Afterward Israeli troops murder an Arab who is working in his vineyard. More shots of refugees, then Ariel Sharon on the Temple Mount, processions of Palestinian children, songs of the militant Hezbollah organization, Israeli tanks and a photograph of Mohammed al-Dura, the Palestinian boy who died in his father’s arms in an exchange of gunfire between Israeli soldiers and Palestinians. This whole sequence is accompanied by shots of the weeping mother scouring the streets in search of her son, as children sing out forcefully: “I have responded to your call, O mother… Who caused the tears that flow from your eyes. My mother shall not be humiliated."
The clip that came in second, the paper reported, was called “Future,” by the Iraqi singer Khazem al-Sahar. It tells of two Palestinian lovers who are trying to meet. They are separated by a barbed-wire fence. They reach the border and gaze at one another across the fence. The young woman, consumed by love, decides to cross, but Israeli soldiers aim their rifles at the center of her back and shoot her. In the final scene the soldiers notice the young man by his beloved’s grave. He runs, and they shoot him in the back too. Thus he is finally united with his beloved. The message: Israeli soldiers shoot young lovers in the back.
In the past seven months, Palestinian television has carried a steady stream of such clips (after a period of relative calm). In the last two months alone, a hadith (the oral law, sometimes attributed to Mohammed himself) calling for the killing of Jews has been issued three times: “The Day of Judgment will not come until you do battle against the Jews, until the last Jew hides behind a stone and a tree, and the stone and tree shall say: Muslim, servant of God, leave a Jew behind me, kill him.”

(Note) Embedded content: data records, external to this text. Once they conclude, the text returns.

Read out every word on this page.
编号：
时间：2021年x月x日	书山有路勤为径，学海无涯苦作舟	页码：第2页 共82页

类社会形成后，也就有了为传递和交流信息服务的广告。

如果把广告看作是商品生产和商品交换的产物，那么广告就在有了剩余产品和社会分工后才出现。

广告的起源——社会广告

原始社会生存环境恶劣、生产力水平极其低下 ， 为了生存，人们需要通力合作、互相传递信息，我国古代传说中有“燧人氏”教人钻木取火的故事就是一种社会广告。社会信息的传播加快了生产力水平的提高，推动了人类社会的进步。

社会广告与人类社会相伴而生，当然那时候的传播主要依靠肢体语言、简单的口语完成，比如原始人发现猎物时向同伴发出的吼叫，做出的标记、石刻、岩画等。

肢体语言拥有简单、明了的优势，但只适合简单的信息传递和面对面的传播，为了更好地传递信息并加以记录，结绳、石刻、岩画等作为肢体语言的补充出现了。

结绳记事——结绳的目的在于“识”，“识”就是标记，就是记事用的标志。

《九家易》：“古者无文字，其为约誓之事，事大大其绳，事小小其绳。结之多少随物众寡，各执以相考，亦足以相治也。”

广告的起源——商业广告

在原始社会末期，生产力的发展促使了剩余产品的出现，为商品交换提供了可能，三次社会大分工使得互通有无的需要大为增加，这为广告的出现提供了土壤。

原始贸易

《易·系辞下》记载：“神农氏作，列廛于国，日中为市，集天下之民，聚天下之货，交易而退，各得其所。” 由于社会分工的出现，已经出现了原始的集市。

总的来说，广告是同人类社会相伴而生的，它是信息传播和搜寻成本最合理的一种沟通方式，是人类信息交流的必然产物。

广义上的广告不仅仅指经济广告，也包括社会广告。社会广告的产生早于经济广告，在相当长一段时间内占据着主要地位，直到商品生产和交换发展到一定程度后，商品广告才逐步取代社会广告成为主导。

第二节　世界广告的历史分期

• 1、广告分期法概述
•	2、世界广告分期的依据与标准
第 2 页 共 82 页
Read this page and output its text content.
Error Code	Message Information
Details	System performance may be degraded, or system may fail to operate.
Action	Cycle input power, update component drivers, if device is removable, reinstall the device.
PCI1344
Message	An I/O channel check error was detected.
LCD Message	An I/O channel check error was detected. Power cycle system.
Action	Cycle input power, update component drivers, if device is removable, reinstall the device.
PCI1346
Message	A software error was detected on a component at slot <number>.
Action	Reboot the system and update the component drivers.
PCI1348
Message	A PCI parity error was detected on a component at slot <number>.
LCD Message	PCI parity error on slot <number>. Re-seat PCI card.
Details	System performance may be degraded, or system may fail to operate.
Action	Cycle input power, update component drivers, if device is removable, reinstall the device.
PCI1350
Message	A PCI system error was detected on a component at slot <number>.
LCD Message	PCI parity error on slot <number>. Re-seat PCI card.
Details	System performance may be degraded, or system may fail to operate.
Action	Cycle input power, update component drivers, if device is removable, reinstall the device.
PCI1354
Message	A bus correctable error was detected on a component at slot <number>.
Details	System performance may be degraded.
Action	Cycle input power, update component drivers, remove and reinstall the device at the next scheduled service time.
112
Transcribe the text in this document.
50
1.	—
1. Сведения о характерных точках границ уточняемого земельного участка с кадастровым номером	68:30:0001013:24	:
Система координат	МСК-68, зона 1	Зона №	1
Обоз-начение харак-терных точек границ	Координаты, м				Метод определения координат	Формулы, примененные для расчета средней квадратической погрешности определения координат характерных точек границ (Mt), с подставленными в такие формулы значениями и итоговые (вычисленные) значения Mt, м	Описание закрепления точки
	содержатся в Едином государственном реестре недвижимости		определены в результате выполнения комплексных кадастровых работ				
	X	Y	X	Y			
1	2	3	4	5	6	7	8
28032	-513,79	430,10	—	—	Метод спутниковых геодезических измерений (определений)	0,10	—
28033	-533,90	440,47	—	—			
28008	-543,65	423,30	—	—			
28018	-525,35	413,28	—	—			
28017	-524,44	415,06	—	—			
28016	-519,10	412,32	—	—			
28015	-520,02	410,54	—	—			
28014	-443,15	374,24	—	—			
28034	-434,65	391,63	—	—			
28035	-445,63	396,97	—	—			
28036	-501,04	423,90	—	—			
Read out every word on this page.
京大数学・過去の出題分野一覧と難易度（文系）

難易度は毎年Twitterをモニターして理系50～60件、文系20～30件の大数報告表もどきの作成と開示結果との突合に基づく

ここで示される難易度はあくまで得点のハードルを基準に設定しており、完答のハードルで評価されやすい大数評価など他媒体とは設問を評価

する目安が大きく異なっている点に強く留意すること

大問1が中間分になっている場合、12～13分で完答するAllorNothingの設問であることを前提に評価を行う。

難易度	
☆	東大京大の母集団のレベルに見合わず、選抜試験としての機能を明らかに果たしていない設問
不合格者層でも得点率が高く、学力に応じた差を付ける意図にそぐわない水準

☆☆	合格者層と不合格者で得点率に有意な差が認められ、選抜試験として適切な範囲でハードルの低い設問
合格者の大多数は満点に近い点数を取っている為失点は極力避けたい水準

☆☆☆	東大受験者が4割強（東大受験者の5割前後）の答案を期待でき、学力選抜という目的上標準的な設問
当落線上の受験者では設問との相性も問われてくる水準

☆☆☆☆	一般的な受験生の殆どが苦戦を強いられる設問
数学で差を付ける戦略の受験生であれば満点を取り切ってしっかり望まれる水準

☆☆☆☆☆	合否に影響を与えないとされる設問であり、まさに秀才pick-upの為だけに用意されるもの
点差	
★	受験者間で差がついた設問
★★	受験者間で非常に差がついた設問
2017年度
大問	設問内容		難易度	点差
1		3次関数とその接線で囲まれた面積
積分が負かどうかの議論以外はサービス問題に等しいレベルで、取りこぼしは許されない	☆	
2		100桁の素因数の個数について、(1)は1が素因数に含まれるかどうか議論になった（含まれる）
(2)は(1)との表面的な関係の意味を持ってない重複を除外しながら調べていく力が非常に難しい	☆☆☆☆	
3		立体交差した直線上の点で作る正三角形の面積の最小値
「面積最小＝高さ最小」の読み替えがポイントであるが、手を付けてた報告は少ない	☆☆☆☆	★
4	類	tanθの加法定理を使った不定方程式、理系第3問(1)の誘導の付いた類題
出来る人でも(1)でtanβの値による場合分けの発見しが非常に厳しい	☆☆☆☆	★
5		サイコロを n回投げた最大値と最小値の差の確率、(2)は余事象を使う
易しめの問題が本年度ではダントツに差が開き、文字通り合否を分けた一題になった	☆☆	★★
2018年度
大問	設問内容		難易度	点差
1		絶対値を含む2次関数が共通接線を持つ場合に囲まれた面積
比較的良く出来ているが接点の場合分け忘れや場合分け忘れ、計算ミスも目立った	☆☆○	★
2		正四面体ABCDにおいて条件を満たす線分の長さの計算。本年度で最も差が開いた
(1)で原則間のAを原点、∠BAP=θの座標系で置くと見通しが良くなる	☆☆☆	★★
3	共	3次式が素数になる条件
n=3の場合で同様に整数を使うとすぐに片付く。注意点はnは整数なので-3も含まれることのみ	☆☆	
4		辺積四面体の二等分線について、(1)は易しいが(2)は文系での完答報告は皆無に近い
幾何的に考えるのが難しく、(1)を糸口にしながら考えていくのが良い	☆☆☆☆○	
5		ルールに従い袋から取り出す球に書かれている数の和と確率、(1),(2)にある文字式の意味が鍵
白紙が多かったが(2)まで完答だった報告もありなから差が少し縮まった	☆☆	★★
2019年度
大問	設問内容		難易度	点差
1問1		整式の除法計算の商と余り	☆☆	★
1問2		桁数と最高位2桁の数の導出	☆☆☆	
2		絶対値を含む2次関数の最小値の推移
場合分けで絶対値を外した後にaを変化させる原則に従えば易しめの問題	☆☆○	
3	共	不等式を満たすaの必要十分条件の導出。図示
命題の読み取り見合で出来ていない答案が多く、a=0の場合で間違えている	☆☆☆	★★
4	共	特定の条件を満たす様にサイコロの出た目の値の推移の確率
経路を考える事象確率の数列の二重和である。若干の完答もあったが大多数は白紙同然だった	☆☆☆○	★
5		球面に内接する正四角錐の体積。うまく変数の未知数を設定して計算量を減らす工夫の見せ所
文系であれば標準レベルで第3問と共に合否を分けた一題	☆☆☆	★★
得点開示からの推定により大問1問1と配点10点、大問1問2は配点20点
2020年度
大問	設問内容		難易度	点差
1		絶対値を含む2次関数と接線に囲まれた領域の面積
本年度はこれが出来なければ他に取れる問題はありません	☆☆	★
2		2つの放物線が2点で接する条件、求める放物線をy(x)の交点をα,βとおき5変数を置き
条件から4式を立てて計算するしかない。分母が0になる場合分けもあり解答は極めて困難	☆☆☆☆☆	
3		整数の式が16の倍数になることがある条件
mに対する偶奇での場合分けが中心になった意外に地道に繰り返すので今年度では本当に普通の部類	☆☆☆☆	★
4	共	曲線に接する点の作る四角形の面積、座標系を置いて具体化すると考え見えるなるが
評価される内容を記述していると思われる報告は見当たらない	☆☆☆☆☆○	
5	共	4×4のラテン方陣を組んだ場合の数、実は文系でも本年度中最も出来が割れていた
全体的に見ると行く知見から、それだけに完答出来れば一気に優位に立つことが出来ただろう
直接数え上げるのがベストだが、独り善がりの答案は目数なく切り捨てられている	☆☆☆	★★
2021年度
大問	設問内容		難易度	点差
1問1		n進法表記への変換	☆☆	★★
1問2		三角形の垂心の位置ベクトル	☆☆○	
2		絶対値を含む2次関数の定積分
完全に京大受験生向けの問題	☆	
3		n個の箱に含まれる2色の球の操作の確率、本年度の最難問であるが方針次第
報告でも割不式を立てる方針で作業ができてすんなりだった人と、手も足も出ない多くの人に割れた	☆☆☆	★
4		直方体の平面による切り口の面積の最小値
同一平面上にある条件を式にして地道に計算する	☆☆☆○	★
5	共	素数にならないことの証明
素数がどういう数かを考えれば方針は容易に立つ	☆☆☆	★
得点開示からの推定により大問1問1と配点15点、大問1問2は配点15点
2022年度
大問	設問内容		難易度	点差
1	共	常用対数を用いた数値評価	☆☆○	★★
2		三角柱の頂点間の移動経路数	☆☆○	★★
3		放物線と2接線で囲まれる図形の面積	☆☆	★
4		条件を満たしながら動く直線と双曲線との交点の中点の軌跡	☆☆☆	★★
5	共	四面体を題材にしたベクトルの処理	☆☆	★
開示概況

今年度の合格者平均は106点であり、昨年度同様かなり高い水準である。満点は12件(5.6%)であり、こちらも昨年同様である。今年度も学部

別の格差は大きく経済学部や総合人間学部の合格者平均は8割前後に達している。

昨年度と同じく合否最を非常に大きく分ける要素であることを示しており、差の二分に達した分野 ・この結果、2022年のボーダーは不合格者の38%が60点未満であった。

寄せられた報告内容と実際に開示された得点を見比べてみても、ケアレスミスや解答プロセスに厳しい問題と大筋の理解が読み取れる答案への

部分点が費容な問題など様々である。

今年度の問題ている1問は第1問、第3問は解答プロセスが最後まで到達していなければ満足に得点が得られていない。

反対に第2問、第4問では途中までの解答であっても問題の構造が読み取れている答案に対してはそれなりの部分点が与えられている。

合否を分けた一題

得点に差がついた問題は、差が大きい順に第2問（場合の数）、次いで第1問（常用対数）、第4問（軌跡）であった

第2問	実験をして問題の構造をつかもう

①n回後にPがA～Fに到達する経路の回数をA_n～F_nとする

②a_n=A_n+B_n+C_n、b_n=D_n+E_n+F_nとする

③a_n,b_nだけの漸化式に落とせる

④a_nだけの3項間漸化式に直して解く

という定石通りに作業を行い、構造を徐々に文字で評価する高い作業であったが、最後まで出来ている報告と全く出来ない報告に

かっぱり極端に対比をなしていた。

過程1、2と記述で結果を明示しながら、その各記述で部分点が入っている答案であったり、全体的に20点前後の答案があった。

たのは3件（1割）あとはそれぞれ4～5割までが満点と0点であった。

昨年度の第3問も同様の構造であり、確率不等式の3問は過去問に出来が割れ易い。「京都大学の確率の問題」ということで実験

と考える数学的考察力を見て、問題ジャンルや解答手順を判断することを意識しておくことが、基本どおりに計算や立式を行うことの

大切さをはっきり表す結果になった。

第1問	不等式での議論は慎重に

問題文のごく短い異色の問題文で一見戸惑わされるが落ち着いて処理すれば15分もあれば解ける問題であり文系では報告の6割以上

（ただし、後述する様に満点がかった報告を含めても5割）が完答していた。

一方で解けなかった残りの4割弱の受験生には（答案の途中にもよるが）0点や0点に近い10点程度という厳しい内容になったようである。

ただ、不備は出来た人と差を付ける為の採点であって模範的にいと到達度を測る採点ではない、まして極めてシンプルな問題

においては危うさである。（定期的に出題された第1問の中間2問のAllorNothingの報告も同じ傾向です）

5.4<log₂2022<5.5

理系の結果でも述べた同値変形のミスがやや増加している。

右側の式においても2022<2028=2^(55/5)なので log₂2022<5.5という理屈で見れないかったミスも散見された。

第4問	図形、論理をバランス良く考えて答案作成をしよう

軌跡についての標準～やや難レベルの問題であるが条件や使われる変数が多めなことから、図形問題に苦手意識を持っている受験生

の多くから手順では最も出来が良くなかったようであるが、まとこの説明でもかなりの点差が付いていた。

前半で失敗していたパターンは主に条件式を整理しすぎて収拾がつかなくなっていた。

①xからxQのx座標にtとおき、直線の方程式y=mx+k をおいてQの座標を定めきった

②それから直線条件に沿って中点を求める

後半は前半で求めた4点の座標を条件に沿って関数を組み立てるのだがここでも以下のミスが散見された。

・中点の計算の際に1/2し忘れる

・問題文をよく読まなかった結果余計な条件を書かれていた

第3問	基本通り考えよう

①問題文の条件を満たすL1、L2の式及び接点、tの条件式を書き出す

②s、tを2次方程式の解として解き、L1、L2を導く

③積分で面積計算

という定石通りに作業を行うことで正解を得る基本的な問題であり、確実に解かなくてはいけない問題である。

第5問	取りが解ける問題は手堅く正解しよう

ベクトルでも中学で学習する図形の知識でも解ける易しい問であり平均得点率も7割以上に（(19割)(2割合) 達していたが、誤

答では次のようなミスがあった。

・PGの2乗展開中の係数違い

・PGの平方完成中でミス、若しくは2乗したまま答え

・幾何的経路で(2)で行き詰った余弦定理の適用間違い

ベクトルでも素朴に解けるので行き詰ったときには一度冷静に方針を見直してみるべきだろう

When the Al-Aqsa Intifada broke out, some preachers called for the slaughter of the Jews. Since then there have also been prayers for the annihilation of the Jews, and the Palestinians also learned that anyone who concedes Haifa, Lod and Ashkelon is “a revolting criminal who is doomed to go to hell.”
The messages are consistent and they are voiced both by clerics and by members of the political leadership. Their gist is the demonization of the Jews, non-recognition of their legitimacy as a nation, and blood libels of the worst kind. On Palestinian television the official clerics of the Palestinian Authority declare that the confrontation with Israel is the eternal religious war of Islam against the Jews.
The hatred the Palestinians bear for us, some Jews will be sorry to learn, does not stem solely from territorial reasons. The preachers portray the hatred for the Jews as the will of Allah, the Jews as the enemies of Allah and the religious obligation to kill Jews as the decree of Allah.
All the agreements that have been signed with Israel, the preachers emphasize (just as Arafat did when he talked about the agreement Mohammed signed with the Jews) are temporary and are signed in the wake of a current favorable balance of forces. In Israel, public opinion does battle against the agents of hatred among us and spews out most of them. In the areas of the Palestinian Authority, hatred has become commonplace, its religious and national motivations rooted far more deeply than the relatively young roots of the settlements in both Gush Etzion and Kfar Sava.